A history of inequality in the mortal world, does not immediately suggest that the Lord must conform to secular ideas of equality or that inequality actually exists in gender responsibilities in the Church.
It makes sense to appeal to the Father of all creation in order to understand the correct notion of equality. In addition, we may discover that Heavenly Father's definition is different and He is not as preoccupied with this notion as we are.
Guidance from Elder J. Reuben Clark is instructive:
The law of consecration was designed to make us equal in temporal things, but as President J. Reuben Clark Jr. pointed out, this equality is of a special kind. “One of the places in which some of the brethren are going astray is this: There is continuous reference in the revelations to equality among the brethren, but I think you will find only one place where that equality is really described, though it is referred to in other revelations. That revelation (D. & C. 51:3) affirms that every man is to be ‘equal according to his family, according to his circumstances and his wants and needs.’ (See also D. & C. 82:17; 78:5–6.) Obviously, this is not a case of ‘dead level’ equality. It is ‘equality’ that will vary as much as the man’s circumstances, his family, his wants and needs, may vary.” (In Conference Report, Oct. 1942, p. 55.)

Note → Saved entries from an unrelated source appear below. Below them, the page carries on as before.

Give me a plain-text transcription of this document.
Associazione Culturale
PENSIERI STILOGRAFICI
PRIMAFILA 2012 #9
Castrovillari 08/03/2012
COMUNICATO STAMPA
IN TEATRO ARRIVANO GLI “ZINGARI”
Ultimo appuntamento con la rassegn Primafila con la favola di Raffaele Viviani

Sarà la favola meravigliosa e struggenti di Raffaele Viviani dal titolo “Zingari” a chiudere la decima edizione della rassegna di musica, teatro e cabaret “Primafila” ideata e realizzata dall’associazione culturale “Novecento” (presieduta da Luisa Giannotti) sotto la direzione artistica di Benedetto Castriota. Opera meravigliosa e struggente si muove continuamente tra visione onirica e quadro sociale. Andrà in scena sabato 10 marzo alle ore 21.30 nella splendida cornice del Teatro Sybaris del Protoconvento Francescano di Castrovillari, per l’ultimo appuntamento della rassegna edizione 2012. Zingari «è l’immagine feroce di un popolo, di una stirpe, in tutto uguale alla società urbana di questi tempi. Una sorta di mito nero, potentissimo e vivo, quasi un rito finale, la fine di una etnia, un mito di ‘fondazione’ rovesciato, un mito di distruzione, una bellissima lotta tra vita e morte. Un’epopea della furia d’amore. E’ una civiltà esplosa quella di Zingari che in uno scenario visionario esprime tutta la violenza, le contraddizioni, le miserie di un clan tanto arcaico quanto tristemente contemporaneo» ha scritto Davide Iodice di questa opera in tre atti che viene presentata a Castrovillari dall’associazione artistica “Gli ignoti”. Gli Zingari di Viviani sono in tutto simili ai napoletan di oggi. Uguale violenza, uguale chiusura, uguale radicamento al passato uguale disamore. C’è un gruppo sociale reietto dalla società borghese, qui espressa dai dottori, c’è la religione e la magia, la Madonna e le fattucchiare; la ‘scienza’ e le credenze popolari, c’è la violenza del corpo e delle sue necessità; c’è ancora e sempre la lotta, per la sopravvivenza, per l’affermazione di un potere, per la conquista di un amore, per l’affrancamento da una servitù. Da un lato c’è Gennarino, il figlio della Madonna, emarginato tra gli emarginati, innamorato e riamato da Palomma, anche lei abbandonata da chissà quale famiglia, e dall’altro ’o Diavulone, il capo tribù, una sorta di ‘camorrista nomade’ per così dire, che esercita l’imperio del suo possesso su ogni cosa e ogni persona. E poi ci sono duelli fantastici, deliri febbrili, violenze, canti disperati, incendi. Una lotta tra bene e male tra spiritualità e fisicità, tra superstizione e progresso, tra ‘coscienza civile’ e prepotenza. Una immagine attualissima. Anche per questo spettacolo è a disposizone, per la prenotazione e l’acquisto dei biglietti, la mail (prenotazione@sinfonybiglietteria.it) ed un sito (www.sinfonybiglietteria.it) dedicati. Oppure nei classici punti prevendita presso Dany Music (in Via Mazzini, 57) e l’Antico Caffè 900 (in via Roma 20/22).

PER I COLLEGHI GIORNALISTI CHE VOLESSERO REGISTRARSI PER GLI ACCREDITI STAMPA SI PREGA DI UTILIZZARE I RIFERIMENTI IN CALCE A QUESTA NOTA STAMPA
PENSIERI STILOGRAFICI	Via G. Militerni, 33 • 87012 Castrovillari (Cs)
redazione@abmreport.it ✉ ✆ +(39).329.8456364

There are Different Roles and Responsibilities for Each Gender
In the gospel of Jesus Christ and in His church, there are divinely appointed roles and responsibilities for both men and women. In effect, they are separate, but equal. The world rejects this notion, because efforts by imperfect people will never be equal as long as they are separate.
In the divine world created for us by a loving, and perfect, Heavenly Father, the gender responsibilities are equal. Only an omniscient, omnipotent God could make them so. This is not possible for human efforts.
There is an underlying assumption in the demands of people who insist on women being ordained to the priesthood. It is this: they consider the priesthood role to be more important than the divine role assigned to women. We know Heavenly Father does not consider these roles to be imbalanced or the women's role to be inferior, even if the secular world thinks it is.
Should Heavenly Father wish to bestow priesthood authority on women, He is free to do so. It is His church, after all.
Women who are not happy being wives and mothers in this life, probably will not be happy being wives and mothers in the next life either.